La Decisión Judicial que Abatió Malta: ‘Comercialización de la Ciudadanía’
El golpe final contra los programas de CBI dentro de la UE vino del poder judicial. La Comisión Europea demandó a Malta, y la decisión cambió la industria para siempre, conforme se detalla en el fallo del Tribunal de Justicia de la Unión Europea (Proceso C-181/23).
En abril de 2025, el Tribunal decidió que el programa de Malta viola el Derecho de la Unión. El fallo fue claro: la práctica mina la “confianza mutua” entre los estados miembros. El Tribunal etiquetó el programa de “comercialización de la concesión de nacionalidad” y concluyó que, al reducir la ciudadanía a una transacción comercial sin un “vínculo real”, Malta pone en peligro todo el sistema de la UE. Esta decisión torna legalmente insostenible cualquier programa de CBI “instantáneo” dentro del bloque.

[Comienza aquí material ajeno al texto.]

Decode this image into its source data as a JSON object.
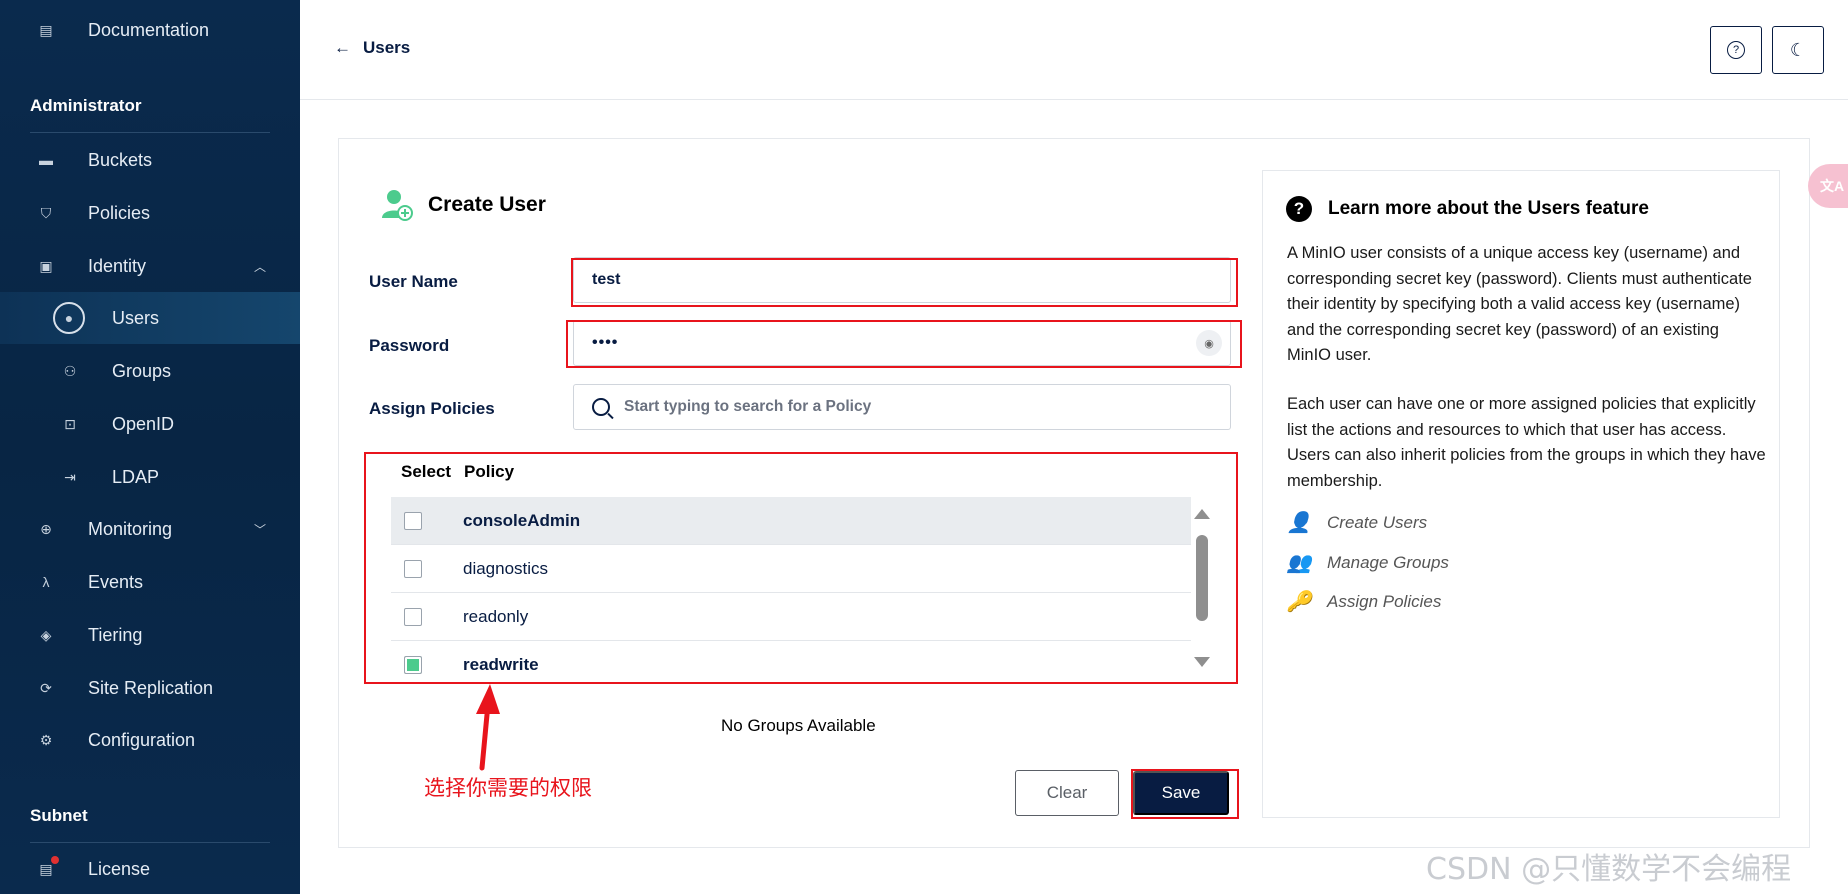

¿Vale la Pena? El Riesgo Sistémico de la Ciudadanía Comprada
Para los millonarios, el escenario de riesgo ha cambiado drásticamente. La adquisición de un pasaporte barato ahora conlleva risks reputacionales y bancarios significativos. Órganos globales como el FATF y la OECD han identificado estos programas como vehículos de alto riesgo para lavado de dinero y evasión fiscal.

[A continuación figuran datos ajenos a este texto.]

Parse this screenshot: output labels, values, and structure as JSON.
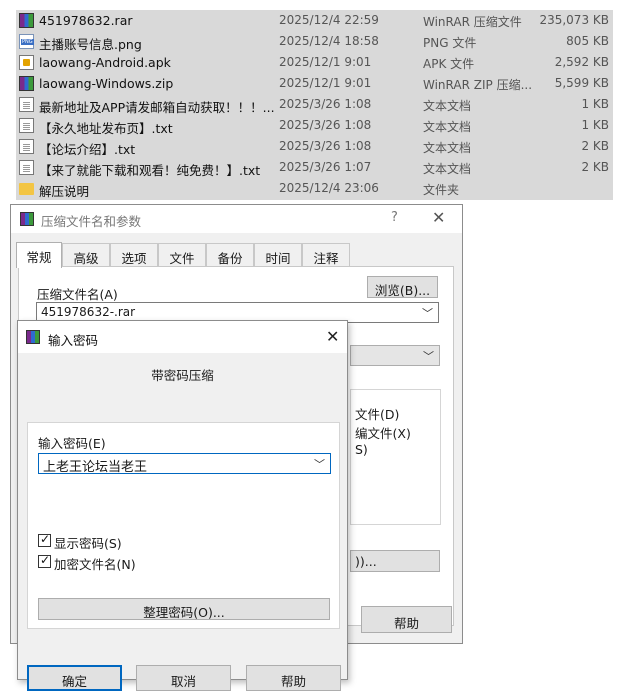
{
  "files": [
    {
      "name": "451978632.rar",
      "date": "2025/12/4 22:59",
      "type": "WinRAR 压缩文件",
      "size": "235,073 KB",
      "icon": "rar-icon"
    },
    {
      "name": "主播账号信息.png",
      "date": "2025/12/4 18:58",
      "type": "PNG 文件",
      "size": "805 KB",
      "icon": "png-icon"
    },
    {
      "name": "laowang-Android.apk",
      "date": "2025/12/1 9:01",
      "type": "APK 文件",
      "size": "2,592 KB",
      "icon": "apk-icon"
    },
    {
      "name": "laowang-Windows.zip",
      "date": "2025/12/1 9:01",
      "type": "WinRAR ZIP 压缩...",
      "size": "5,599 KB",
      "icon": "rar-icon"
    },
    {
      "name": "最新地址及APP请发邮箱自动获取！！！....",
      "date": "2025/3/26 1:08",
      "type": "文本文档",
      "size": "1 KB",
      "icon": "txt-icon"
    },
    {
      "name": "【永久地址发布页】.txt",
      "date": "2025/3/26 1:08",
      "type": "文本文档",
      "size": "1 KB",
      "icon": "txt-icon"
    },
    {
      "name": "【论坛介绍】.txt",
      "date": "2025/3/26 1:08",
      "type": "文本文档",
      "size": "2 KB",
      "icon": "txt-icon"
    },
    {
      "name": "【来了就能下载和观看！纯免费！】.txt",
      "date": "2025/3/26 1:07",
      "type": "文本文档",
      "size": "2 KB",
      "icon": "txt-icon"
    },
    {
      "name": "解压说明",
      "date": "2025/12/4 23:06",
      "type": "文件夹",
      "size": "",
      "icon": "folder-icon"
    }
  ],
  "archive_dialog": {
    "title": "压缩文件名和参数",
    "help": "?",
    "close": "✕",
    "tabs": [
      "常规",
      "高级",
      "选项",
      "文件",
      "备份",
      "时间",
      "注释"
    ],
    "archive_name_label": "压缩文件名(A)",
    "browse_label": "浏览(B)...",
    "archive_name_value": "451978632-.rar",
    "partial_option_1": "文件(D)",
    "partial_option_2": "编文件(X)",
    "partial_option_3": "S)",
    "partial_button": "))...",
    "help_button": "帮助"
  },
  "password_dialog": {
    "title": "输入密码",
    "close": "✕",
    "heading": "带密码压缩",
    "password_label": "输入密码(E)",
    "password_value": "上老王论坛当老王",
    "show_password_label": "显示密码(S)",
    "encrypt_names_label": "加密文件名(N)",
    "organize_button": "整理密码(O)...",
    "ok_button": "确定",
    "cancel_button": "取消",
    "help_button": "帮助"
  }
}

Esta presión global coloca a los programas del Caribe en modo de supervivencia. El principal valor de sus pasaportes de US$ 100 mil es el acceso sin visa al Espacio Schengen, un privilegio que la UE puede revocar en cualquier momento (como ya hizo con Vanuatu). El “Plan B” más seguro, por lo tanto, ya no es el más rápido o barato, sino los programas de Residencia (RBI) más lentos y que exigen un vínculo genuino con el nuevo país.
El mercado de “pasaportes dorados” está en un punto de inflexión, dividido entre la búsqueda de los millonarios por seguridad y la represión de los gobiernos por integridad.
¿Qué opinas de esta práctica? ¿Es una inversión legítima en seguridad personal o una falla de seguridad global que permite la evasión de reglas? Deja tu opinión en los comentarios, queremos saber qué piensas.